Free from the constraints of shoes, Davis found, musculature in the arches benefits. “When you’re barefoot and you don’t have any support under the arch, especially when you are hiking on uneven terrain, your feet have to work really hard to stabilize you. If you don’t have something underneath supporting it, the foot muscles are going to have to work harder. So I really think that hiking and even just walking barefoot helps to strengthen the muscles of the arch.” In some ways, she says, “We’ve just taught our feet to be lazy.”

That’s something first-time barefoot hikers often discover the next day, especially if they’re used to wearing shoes for most of their walking. Barefoot hiking not only provides exercise for the arches, it also works muscles in the lower extremities in ways that shoes can inhibit."


Die empfehlenswerte Quelle hat der Zahn der Zeit oder irgendein Admin inzwischen gelöscht. Schade.



13 Februar 2006

Warum wir uns uniformieren




Dieser Blog soll ja die Frage beantworten, warum Leute nicht barfuss laufen, obwohl es das Vernünftigste wäre. Nino Cerutti hat in der Zeitschrift "Cicero" eine mögliche Antwort gefunden:

"Männer sind meist unsicher, was Mode betrifft. Deshalb mögen sie zwei Dinge, den Mainstream und die Aura von Macht. Der Herrenanzug wurde im Laufe der Zeit zum Ausdruck vor allem ökonomischer Macht und Disziplin, beerbte also das Herrschergewand und die Uniform: Er repräsentiert eine äußere Ordnung. Wer aus dieser Konvention ausbricht, zeigt den Verzicht auf Machtansprüche, macht sich aber auch verwundbar.

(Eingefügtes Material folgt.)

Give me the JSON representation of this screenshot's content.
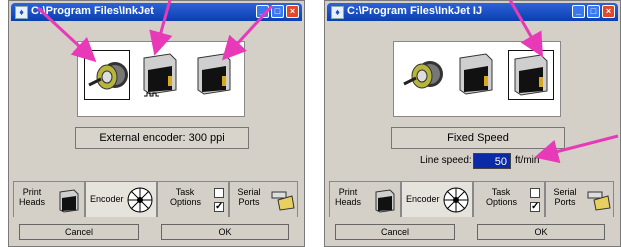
{
  "left": {
    "title": "C:\\Program Files\\InkJet",
    "status": "External encoder: 300 ppi",
    "tabs": {
      "print_heads": "Print\nHeads",
      "encoder": "Encoder",
      "task_options": "Task\nOptions",
      "serial_ports": "Serial\nPorts"
    },
    "buttons": {
      "cancel": "Cancel",
      "ok": "OK"
    },
    "selected_icon": "encoder-icon"
  },
  "right": {
    "title": "C:\\Program Files\\InkJet   IJ",
    "status": "Fixed Speed",
    "line_speed": {
      "label": "Line speed:",
      "value": "50",
      "unit": "ft/min"
    },
    "tabs": {
      "print_heads": "Print\nHeads",
      "encoder": "Encoder",
      "task_options": "Task\nOptions",
      "serial_ports": "Serial\nPorts"
    },
    "buttons": {
      "cancel": "Cancel",
      "ok": "OK"
    },
    "selected_icon": "fixed-speed-icon"
  },
  "colors": {
    "title_bar": "#0a3fb0",
    "annotation_arrow": "#e83ab8",
    "speed_field": "#0a2aa8"
  },
  "icons": [
    "encoder-icon",
    "print-head-icon",
    "fixed-speed-icon",
    "serial-port-icon",
    "checkbox-icon"
  ]
}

Denken wir an Franz von Assisi, der nur seine Kutte trug und barfuss ging. Oder an Mahatma Gandhi, der auf historischen Fotos zusammen mit Politikern in seinem traditionellen Gewand immer so verletzlich aussah. Er wollte einen Wertewandel und plädierte für Toleranz, und das sah man auch seiner Kleidung an, die sehr individuell war und selbstbewusst kulturelle Identität zeigte."

Der komplette Artikel stand hier: http://www.cicero.de/kol_print.php?ress_id=&item=10031, ist aber inzwischen (09.01.2012) gelöscht.

(In diesem Zusammenhang weise ich gerne darauf hin, dass ich die Zeitschrift "Cicero" ganz allgemein empfehlen kann.)

Wir lernen: Was wir als "normal" betrachten, hat mit rationalen Kriterien oder einer Norm im technischen Sinne überhaupt nichts zu tun. Diesen Umstand registriert man aber nur, wenn man sich hin und wieder mal traut, gegen unreflektierte Normalitäten, Normen und andere "Gewißheiten" zu verstoßen.

 wiki commons

 Ich will gar nicht so tun, als fiele es mir immer leicht, gegen Normen meiner Umwelt anzugehen. Aber ich bin überzeugt, dass es wichtig ist, sich gelegentlich dazu zu überwinden.